«Gli umani sono una specie migrante, eppure alcuni ci vorrebbero dividere in due gruppi: i migranti e i nativi».

Siamo tutti discendenti di migranti. La nostra specie, l’Homo Sapiens, non si è evoluta a Lahore, da dove sto scrivendo queste parole. Né ci siamo evoluti a Shanghai o a Topeka o a Buenos Aires o al Cairo o a Oslo, dove forse voi le state leggendo.

Persino se oggi vivete nella Rift Valley, in Africa, il continente madre per tutti noi, nel luogo dove sono stati rinvenuti i più antichi resti della nostra specie, anche i vostri antenati si sono spostati – se ne sono andati, sono cambiati e si sono mischiati prima di tornare nel posto dove vivete ora, proprio come io ho lasciato Lahore, ho vissuto per decenni in Nord America e in Europa, e sono tornato a risiedere nella casa dove i miei nonni e i miei genitori hanno vissuto, la casa dove ho passato la gran parte della mia infanzia, apparentemente indigeno ma decisamente alterato e modificato dai miei viaggi.

Nessuno di noi è nativo del posto che chiamiamo casa.

La nostra è una specie migrante. Gli umani si sono sempre spostati. I nostri antenati lo hanno fatto, e non linearmente, come un esercito in marcia fuori dall’Africa in una serie di spinte poderose, ma circolarmente, a volte in una direzione, a volte in un’altra, sospinti da correnti centrifughe e centripete. I nostri contemporanei si spostano – in particolare dalle campagne alle città dell’Asia e dell’Africa. E i nostri discendenti si sposteranno anch’essi. Si sposteranno con i mutamenti climatici, con l’innalzamento del livello dei mari, con il combattersi di nuove guerre, con la morte di un modello economico e la nascita di un altro.

Il potere della nostra tecnologia, il suo impatto sul pianeta, sta crescendo. Di conseguenza il ritmo del cambiamento sta accelerando, dando vita a nuovi fattori di stress, e la nostra agile specie userà gli spostamenti come parte della sua risposta a questi fattori di stress, come hanno fatto le nostre bisnonne e i nostri bisnonni, come siamo progettati per fare.

Ciò nonostante, ci viene detto che tali movimenti sono senza precedenti, che rappresentano una crisi, una marea incontrollata, un disastro. Ci viene detto che ci sono due tipi di umani, nativi e migranti, e che questi devono lottare tra loro per la supremazia.

Ci viene detto non solo che il movimento nello spazio può essere fermato, ma che anche quello nel tempo può esserlo, che possiamo tornare al passato, a un passato migliore, in cui il nostro paese, la nostra razza, la nostra religione, erano davvero grandi. Dobbiamo solo accettare la divisione.
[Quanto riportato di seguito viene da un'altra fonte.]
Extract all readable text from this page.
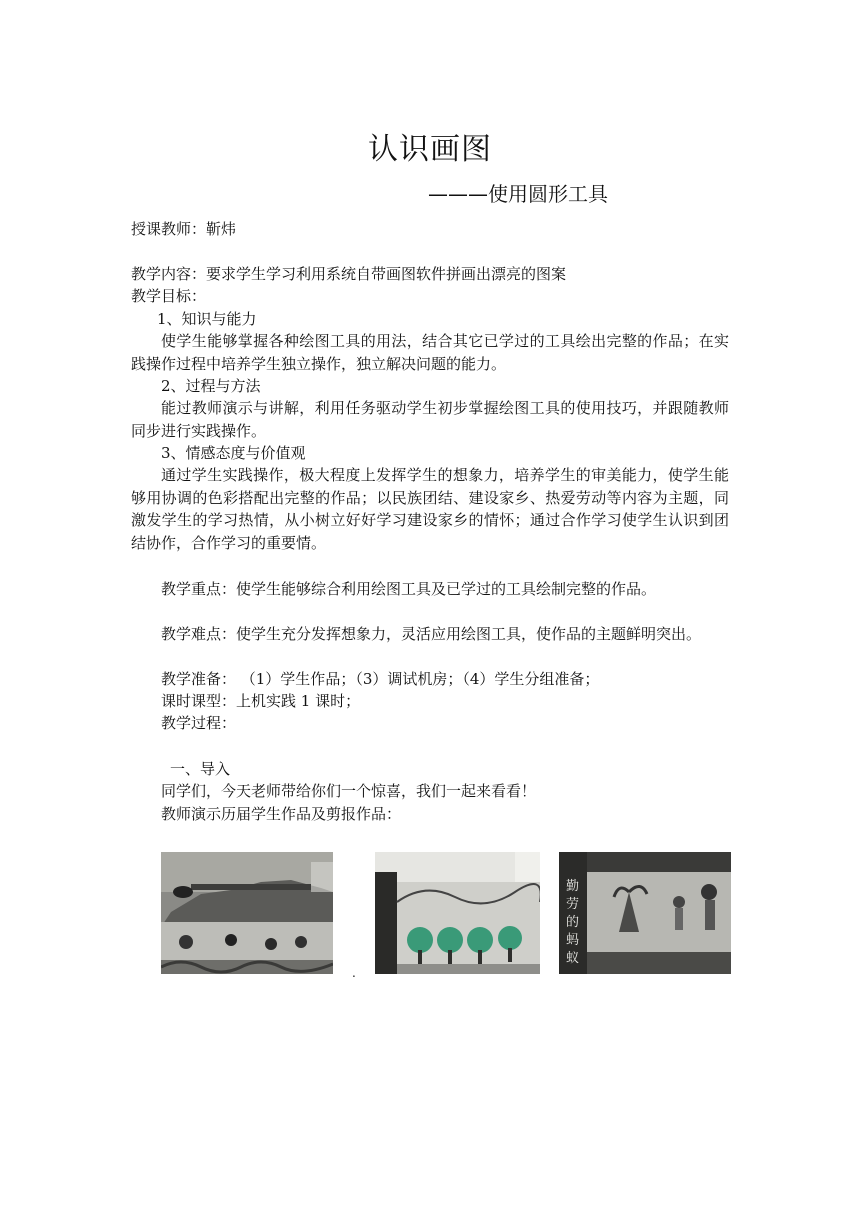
认识画图
———使用圆形工具
授课教师：靳炜
教学内容：要求学生学习利用系统自带画图软件拼画出漂亮的图案
教学目标：
1、知识与能力
使学生能够掌握各种绘图工具的用法，结合其它已学过的工具绘出完整的作品；在实践操作过程中培养学生独立操作，独立解决问题的能力。
2、过程与方法
能过教师演示与讲解，利用任务驱动学生初步掌握绘图工具的使用技巧，并跟随教师同步进行实践操作。
3、情感态度与价值观
通过学生实践操作，极大程度上发挥学生的想象力，培养学生的审美能力，使学生能够用协调的色彩搭配出完整的作品；以民族团结、建设家乡、热爱劳动等内容为主题，同激发学生的学习热情，从小树立好好学习建设家乡的情怀；通过合作学习使学生认识到团结协作，合作学习的重要情。
教学重点：使学生能够综合利用绘图工具及已学过的工具绘制完整的作品。
教学难点：使学生充分发挥想象力，灵活应用绘图工具，使作品的主题鲜明突出。
教学准备： （1）学生作品；（3）调试机房；（4）学生分组准备；
课时课型：上机实践 1 课时；
教学过程：
一、导入
同学们，今天老师带给你们一个惊喜，我们一起来看看！
教师演示历届学生作品及剪报作品：
勤
劳
的
蚂
蚁
.
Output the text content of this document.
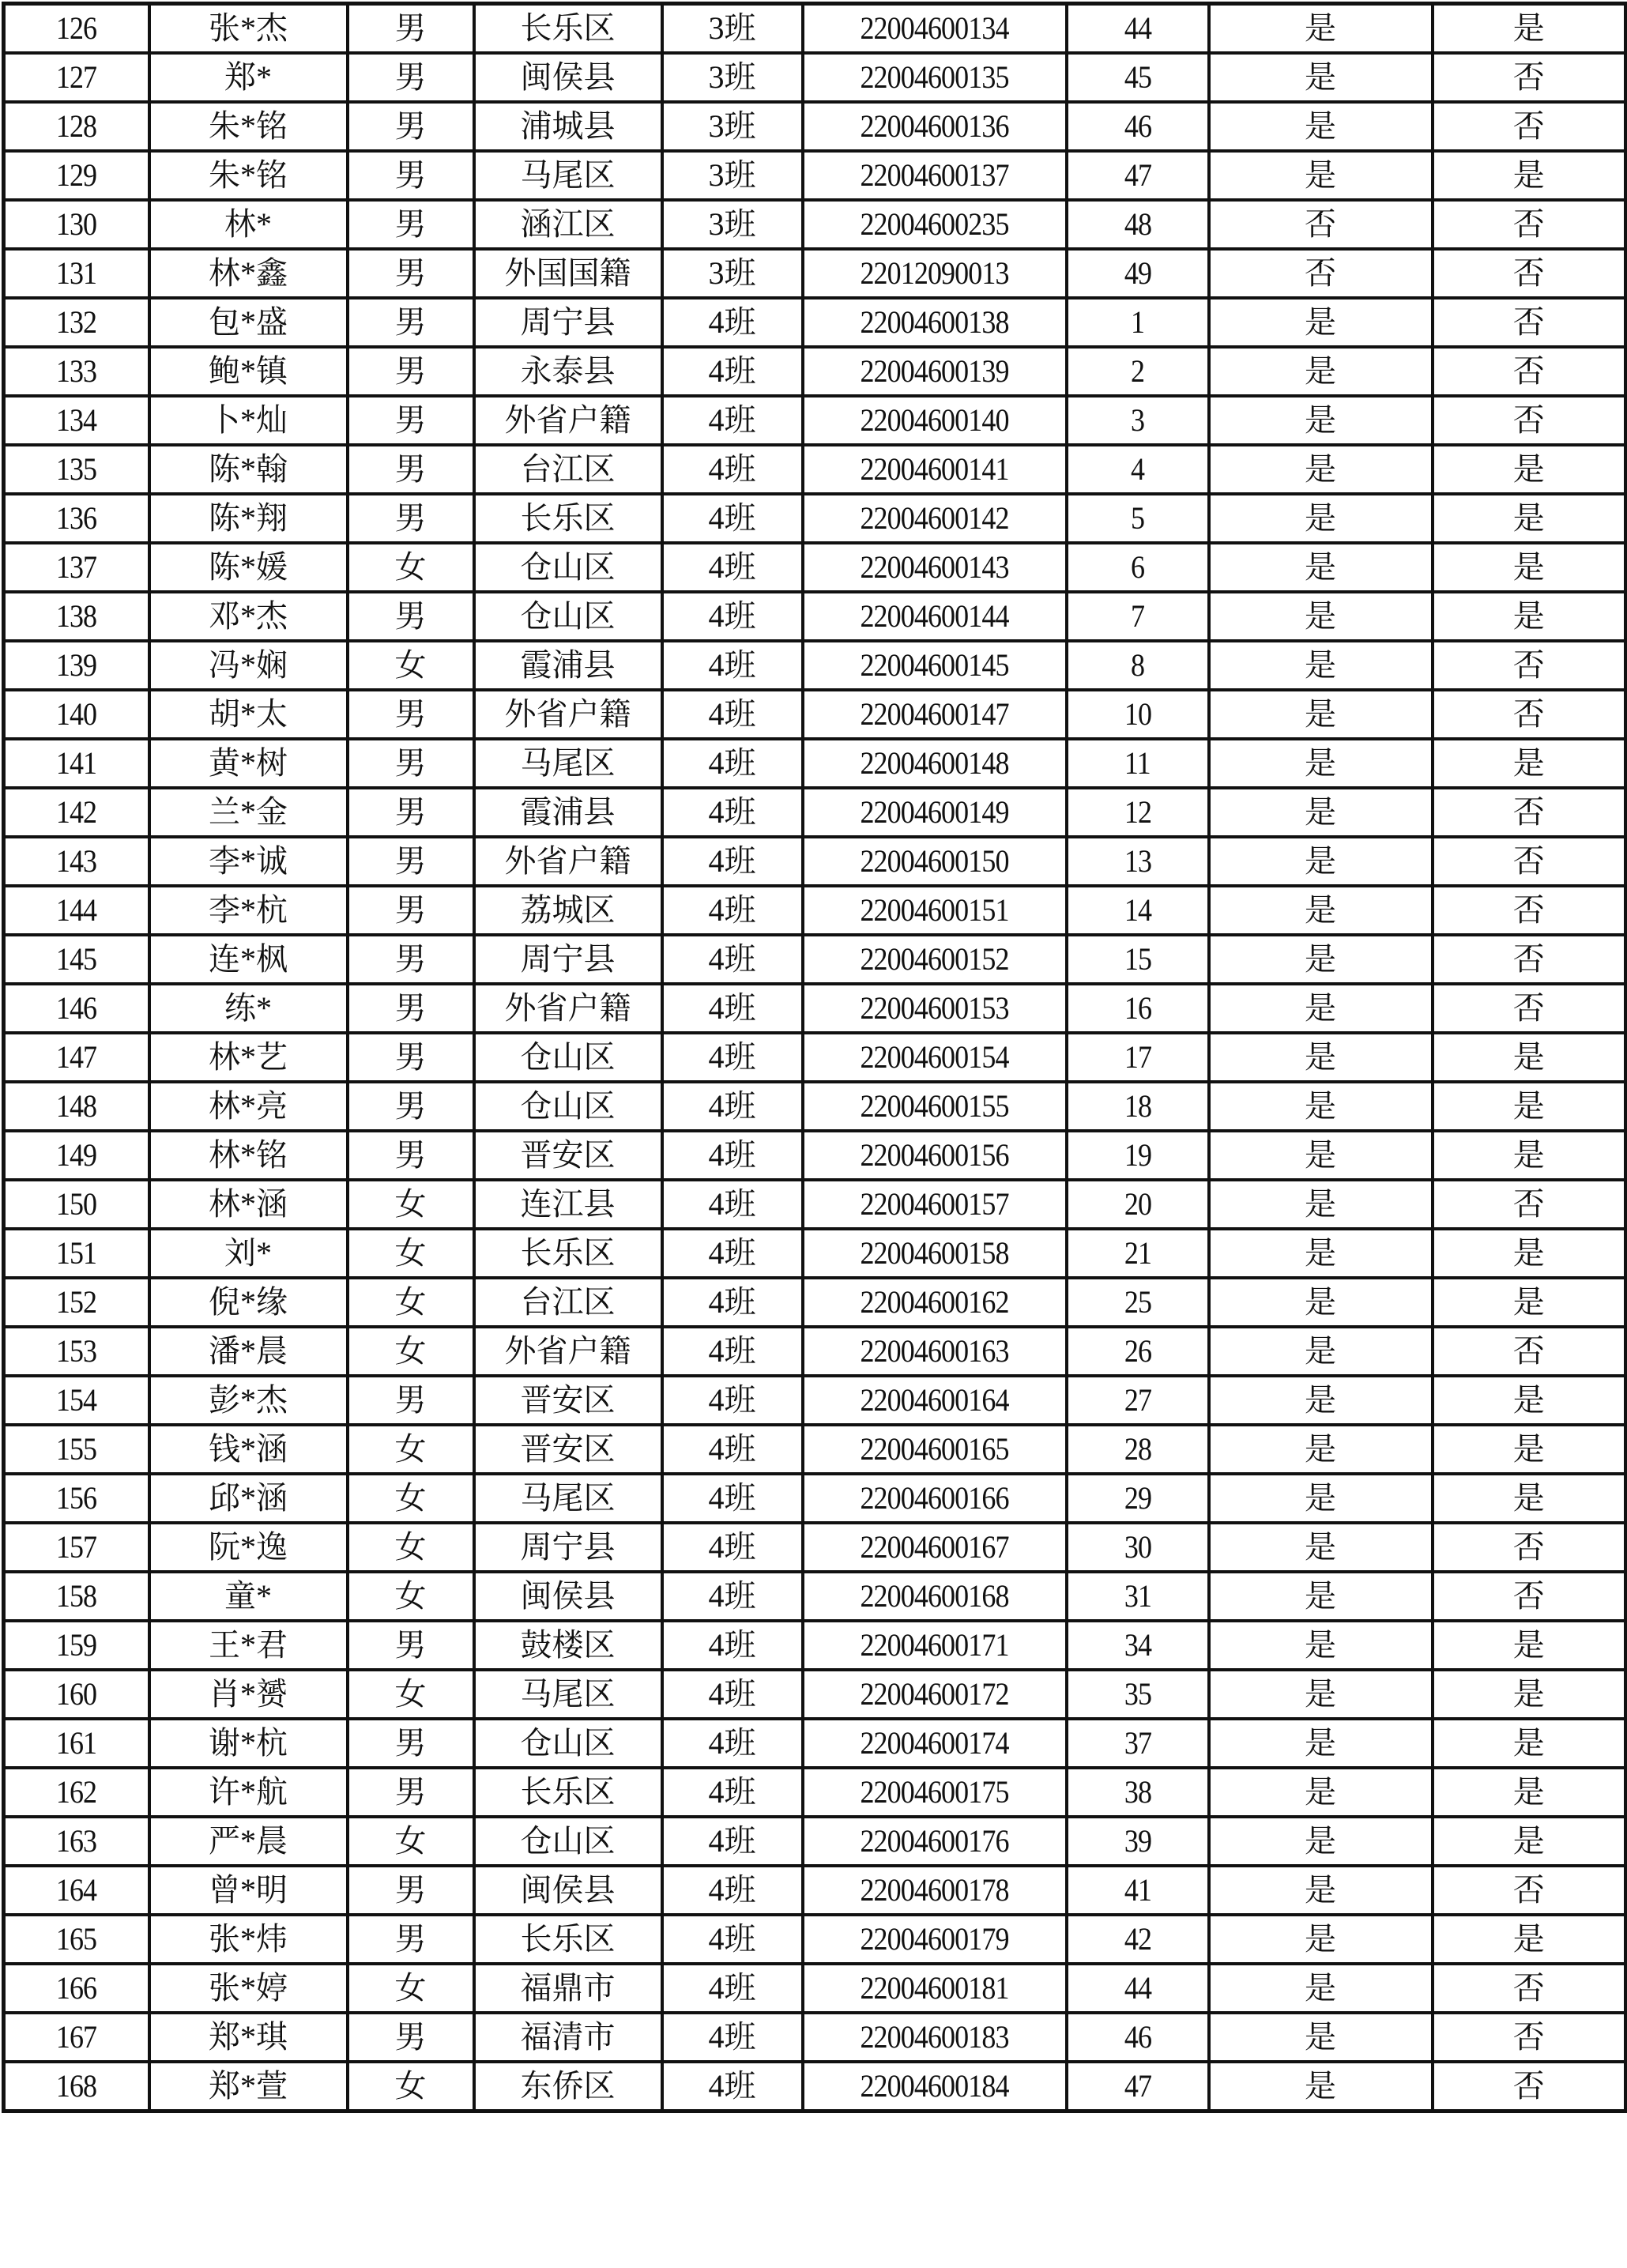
126	张*杰	男	长乐区	3班	22004600134	44	是	是
127	郑*	男	闽侯县	3班	22004600135	45	是	否
128	朱*铭	男	浦城县	3班	22004600136	46	是	否
129	朱*铭	男	马尾区	3班	22004600137	47	是	是
130	林*	男	涵江区	3班	22004600235	48	否	否
131	林*鑫	男	外国国籍	3班	22012090013	49	否	否
132	包*盛	男	周宁县	4班	22004600138	1	是	否
133	鲍*镇	男	永泰县	4班	22004600139	2	是	否
134	卜*灿	男	外省户籍	4班	22004600140	3	是	否
135	陈*翰	男	台江区	4班	22004600141	4	是	是
136	陈*翔	男	长乐区	4班	22004600142	5	是	是
137	陈*媛	女	仓山区	4班	22004600143	6	是	是
138	邓*杰	男	仓山区	4班	22004600144	7	是	是
139	冯*娴	女	霞浦县	4班	22004600145	8	是	否
140	胡*太	男	外省户籍	4班	22004600147	10	是	否
141	黄*树	男	马尾区	4班	22004600148	11	是	是
142	兰*金	男	霞浦县	4班	22004600149	12	是	否
143	李*诚	男	外省户籍	4班	22004600150	13	是	否
144	李*杭	男	荔城区	4班	22004600151	14	是	否
145	连*枫	男	周宁县	4班	22004600152	15	是	否
146	练*	男	外省户籍	4班	22004600153	16	是	否
147	林*艺	男	仓山区	4班	22004600154	17	是	是
148	林*亮	男	仓山区	4班	22004600155	18	是	是
149	林*铭	男	晋安区	4班	22004600156	19	是	是
150	林*涵	女	连江县	4班	22004600157	20	是	否
151	刘*	女	长乐区	4班	22004600158	21	是	是
152	倪*缘	女	台江区	4班	22004600162	25	是	是
153	潘*晨	女	外省户籍	4班	22004600163	26	是	否
154	彭*杰	男	晋安区	4班	22004600164	27	是	是
155	钱*涵	女	晋安区	4班	22004600165	28	是	是
156	邱*涵	女	马尾区	4班	22004600166	29	是	是
157	阮*逸	女	周宁县	4班	22004600167	30	是	否
158	童*	女	闽侯县	4班	22004600168	31	是	否
159	王*君	男	鼓楼区	4班	22004600171	34	是	是
160	肖*赟	女	马尾区	4班	22004600172	35	是	是
161	谢*杭	男	仓山区	4班	22004600174	37	是	是
162	许*航	男	长乐区	4班	22004600175	38	是	是
163	严*晨	女	仓山区	4班	22004600176	39	是	是
164	曾*明	男	闽侯县	4班	22004600178	41	是	否
165	张*炜	男	长乐区	4班	22004600179	42	是	是
166	张*婷	女	福鼎市	4班	22004600181	44	是	否
167	郑*琪	男	福清市	4班	22004600183	46	是	否
168	郑*萱	女	东侨区	4班	22004600184	47	是	否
La divisione degli umani in nativi e migranti.

La visione di un mondo di muri e di barriere, e delle guardie e delle armi e della sorveglianza necessarie per difendere quelle barriere. Un mondo in cui la privacy muore, e con essa la dignità e l’uguaglianza, e in cui gli umani devono fingere di essere statici, inamovibili, ancorati alla terra su cui stanno al momento e a un tempo come quello della loro infanzia – o dell’infanzia dei loro antenati – un tempo immaginario, in cui stare fermi al proprio posto è solo una possibilità immaginaria.

Questi sono i sogni di una specie sconfitta dalla nostalgia, in guerra con se stessa, con la propria natura migrante e con la natura della propria relazione con il tempo, che urla per negare il costante movimento rappresentato dalla vita umana.

Forse pensarci come migranti ci offre una via d’uscita da questa distopia incombente. Se siamo tutti migranti, è possibile allora che ci sia una comunanza tra le sofferenze di una donna che non ha mai vissuto in un’altra città e ciò nonostante si sente straniera nella sua stessa via, e le sofferenze di un uomo che ha lasciato la propria casa per non rivederla mai più.

Accettare la nostra realtà di specie migrante non sarà facile. Nuova arte, nuove storie, nuovi modi di essere saranno necessari. Ma il potenziale è enorme. Un mondo migliore è possibile, un mondo più giusto e inclusivo, migliore per noi e per i nostri nipoti, con cibo migliore, musica migliore e anche meno violenza.

Una specie di migranti finalmente a proprio agio nell’essere una specie di migranti. Questa, per me, è una destinazione che merita di essere immaginata. È la sfida e l’opportunità chiave che ci offre ogni migrante: vedere in lui, o in lei, la realtà di noi stessi.